FIG. 1 is a block diagram of an embodiment of the ultrasonic diagnostic apparatus according to the present invention, and FIGS. 2(a) and 2(b) are diagrams showing a mechanism for holding the endoscope in alignment with the axis of the esophagus. FIG. 3 is a diagram showing a mechanism for detecting the insertion depth of the endoscope, and FIG. 4 is a diagram showing an example of a three-dimensional display of the heart according to this embodiment. 1... Ultrasonic endoscope 2... Connector 3... Ultrasonic transmitting/receiving element 4... Mouthpiece 9... Memory 11... Insertion depth detector 12... Control circuit 13... Electrocardiograph 16...CRT monitor

Claims (4)

[Claims] (1) An ultrasonic transmitting/receiving means that can be inserted into a body cavity, and an ultrasonic wave transmitted from the ultrasonic transmitting/receiving means in a first direction.

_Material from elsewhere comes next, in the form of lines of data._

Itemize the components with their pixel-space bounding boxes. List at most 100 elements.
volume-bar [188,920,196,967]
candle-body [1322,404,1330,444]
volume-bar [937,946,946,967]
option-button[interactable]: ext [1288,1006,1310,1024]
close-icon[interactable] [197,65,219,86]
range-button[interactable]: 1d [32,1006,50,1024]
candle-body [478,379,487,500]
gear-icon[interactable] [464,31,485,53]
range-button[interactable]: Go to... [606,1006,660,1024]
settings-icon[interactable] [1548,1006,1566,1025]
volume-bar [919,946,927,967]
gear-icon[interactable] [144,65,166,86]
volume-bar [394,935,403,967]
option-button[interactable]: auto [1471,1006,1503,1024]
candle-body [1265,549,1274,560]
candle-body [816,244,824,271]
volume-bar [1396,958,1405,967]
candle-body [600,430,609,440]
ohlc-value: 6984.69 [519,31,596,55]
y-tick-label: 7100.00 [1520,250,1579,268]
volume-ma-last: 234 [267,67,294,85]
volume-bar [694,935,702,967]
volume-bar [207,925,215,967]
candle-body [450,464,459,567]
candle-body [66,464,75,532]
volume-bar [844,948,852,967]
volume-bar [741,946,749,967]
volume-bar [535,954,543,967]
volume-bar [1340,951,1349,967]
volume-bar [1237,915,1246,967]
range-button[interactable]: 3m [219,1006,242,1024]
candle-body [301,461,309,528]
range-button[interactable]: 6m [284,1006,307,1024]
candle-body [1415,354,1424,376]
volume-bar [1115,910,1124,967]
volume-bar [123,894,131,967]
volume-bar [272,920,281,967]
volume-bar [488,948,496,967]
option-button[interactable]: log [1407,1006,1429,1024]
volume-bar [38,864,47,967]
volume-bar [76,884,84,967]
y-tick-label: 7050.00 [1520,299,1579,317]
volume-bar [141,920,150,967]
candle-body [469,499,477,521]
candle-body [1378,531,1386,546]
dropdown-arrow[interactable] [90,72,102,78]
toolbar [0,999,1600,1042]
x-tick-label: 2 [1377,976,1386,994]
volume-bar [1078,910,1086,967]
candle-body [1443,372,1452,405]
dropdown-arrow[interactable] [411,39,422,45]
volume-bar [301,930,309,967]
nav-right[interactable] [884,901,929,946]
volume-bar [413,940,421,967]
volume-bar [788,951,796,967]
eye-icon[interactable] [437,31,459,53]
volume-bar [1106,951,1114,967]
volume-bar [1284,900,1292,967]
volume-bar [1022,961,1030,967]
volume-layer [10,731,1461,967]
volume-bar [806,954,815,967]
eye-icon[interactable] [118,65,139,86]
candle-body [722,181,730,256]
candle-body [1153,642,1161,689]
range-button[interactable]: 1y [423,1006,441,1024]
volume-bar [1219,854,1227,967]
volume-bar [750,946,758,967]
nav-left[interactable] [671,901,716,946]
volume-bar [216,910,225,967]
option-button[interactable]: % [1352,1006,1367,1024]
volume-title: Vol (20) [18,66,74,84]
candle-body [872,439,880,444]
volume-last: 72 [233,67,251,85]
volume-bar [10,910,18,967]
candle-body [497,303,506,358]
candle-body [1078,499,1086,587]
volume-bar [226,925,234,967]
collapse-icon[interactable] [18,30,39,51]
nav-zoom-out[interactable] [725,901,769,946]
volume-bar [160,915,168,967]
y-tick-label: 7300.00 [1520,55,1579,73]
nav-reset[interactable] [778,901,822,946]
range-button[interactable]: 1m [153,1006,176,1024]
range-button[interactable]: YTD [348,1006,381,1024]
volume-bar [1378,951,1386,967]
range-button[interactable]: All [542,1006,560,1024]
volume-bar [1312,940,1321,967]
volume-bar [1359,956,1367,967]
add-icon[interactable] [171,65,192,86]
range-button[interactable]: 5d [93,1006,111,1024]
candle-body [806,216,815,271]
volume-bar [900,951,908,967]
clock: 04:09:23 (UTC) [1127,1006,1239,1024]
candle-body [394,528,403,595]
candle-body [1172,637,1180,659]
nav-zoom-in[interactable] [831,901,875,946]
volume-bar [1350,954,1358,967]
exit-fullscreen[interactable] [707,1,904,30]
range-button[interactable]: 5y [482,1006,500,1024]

means for performing a subsequent scan; means for detecting a secondary scanning position when the ultrasound is secondary scanned in a second direction different from the first direction; and a plurality of secondary scan positions detected by the detecting means. An ultrasound diagnostic apparatus comprising a memory means for storing ultrasound reflection information at a scanning position in synchronization with a biological signal of a subject. (2) The ultrasonic transmitting/receiving means is provided at the tip of the insertion section of the endoscope, the primary scanning means includes means for rotating the ultrasonic transmitting/receiving means around the axial direction of the endoscope, and the detecting means Claim 1: comprises a bar code written on the outside of the insertion portion of the endoscope and indicating the insertion depth of the endoscope, and an optical sensor provided on the mass piece to detect the bar code. The ultrasonic diagnostic device described in Section 1. (3) The ultrasonic diagnostic apparatus according to claim 2, wherein the tip of the insertion portion of the endoscope is brought into close contact with the wall of the body cavity via a water-filled balloon. (4) The ultrasound diagnostic apparatus according to claim 1, wherein the biological signal is an electrocardiogram waveform.